In contrast, both Whole Foods and Instacart workers have staged walkouts over unsafe conditions, bringing attention to the fact that their employers are failing to provide them with proper PPE or hand sanitizer. Instacart employees have also complained about unfair tipping practices. GE workers at idle jet engine factories have launched a protest, demanding that they be used to make ventilators rather than be fired or laid off. All of this comes just after the company announced it would be laying off thousands of workers in a bid to save the company $500 million–$1 billion.

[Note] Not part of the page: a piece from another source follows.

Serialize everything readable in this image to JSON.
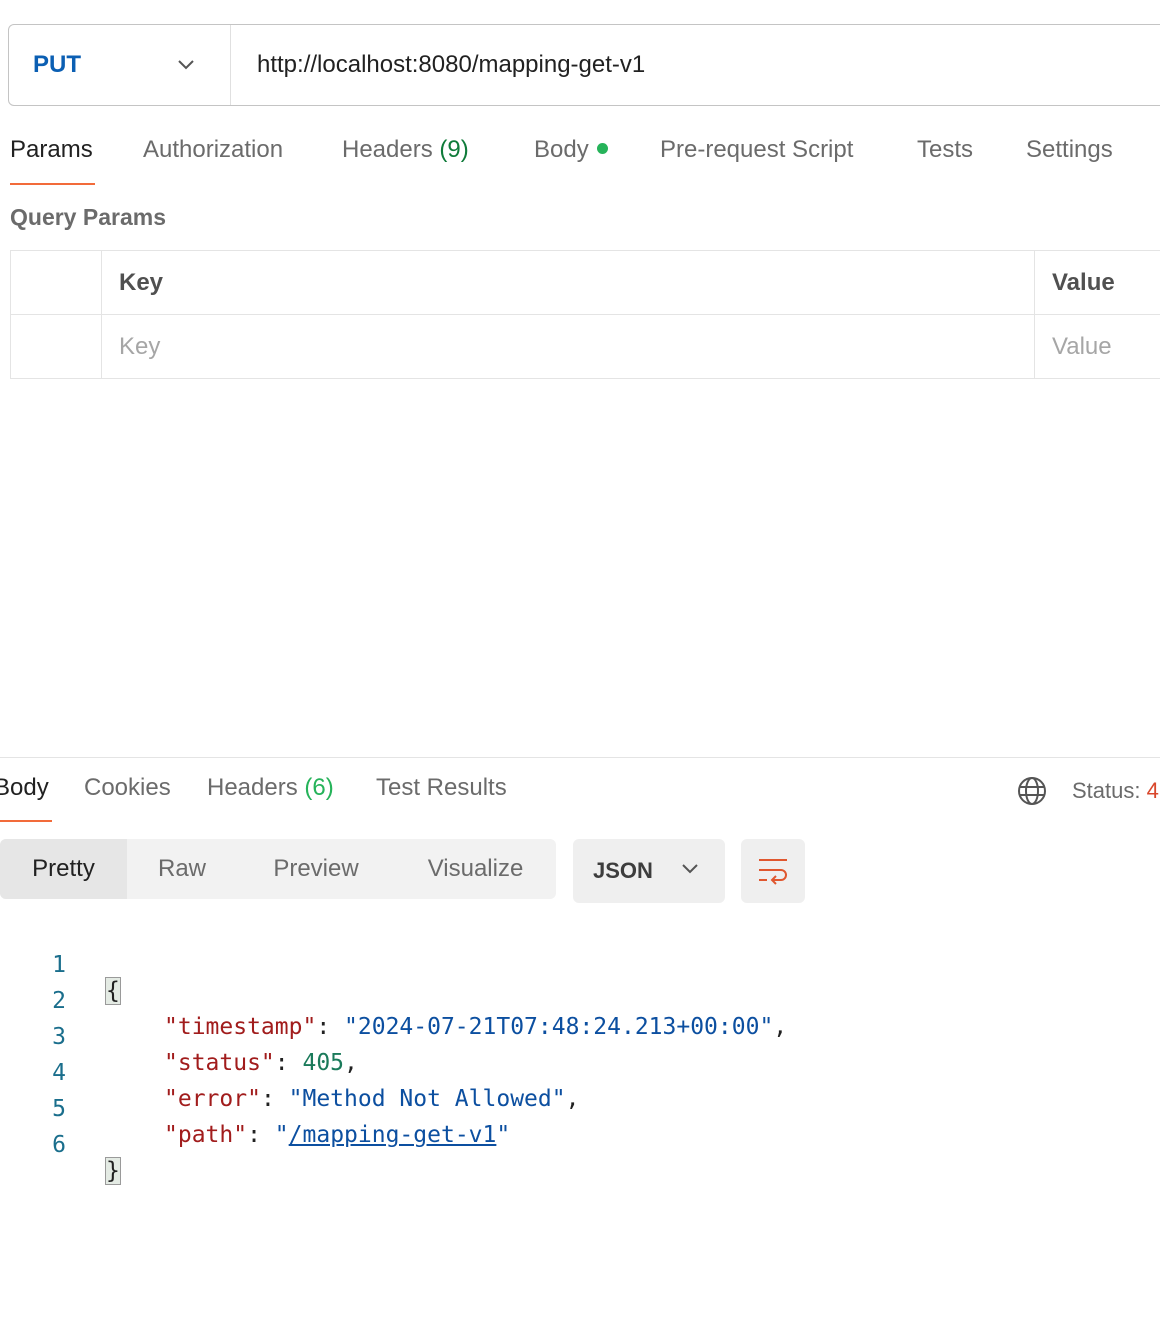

Zoom, the videoconferencing app that many small businesses relied on before COVID, saw its usage explode as more and more people found themselves locked at home. Unfortunately, the spike in users also exposed a growing list of security flaws, making it possible for Zoom bombers to intrude on private meetings and, worse, for hackers to gain root access to computers running the app. As a result, a number of businesses, including Google and NASA, have banned Zoom, whiplashing the online upstart from hero to zero in a nanosecond.
Amazon seems to be the only company thriving during the pandemic. But at what cost? According to a number of reports, the online retailer has failed to provide enough supplies like hand sanitizer to warehouse workers, while its anemic leave policy encourages people to come to work sick. Company spokespeople have tried to counter these stories, but it is challenging to overcome the narratives of frightened, frustrated employees and the angry ridicule of late-night TV hosts.
This all brings us to a second fundamental truth about branding during COVID-19: perception is reality. So take note, brands. The world is watching. Be sure what we see is the (hu)man behind the curtain: the living, breathing brand behind the logo.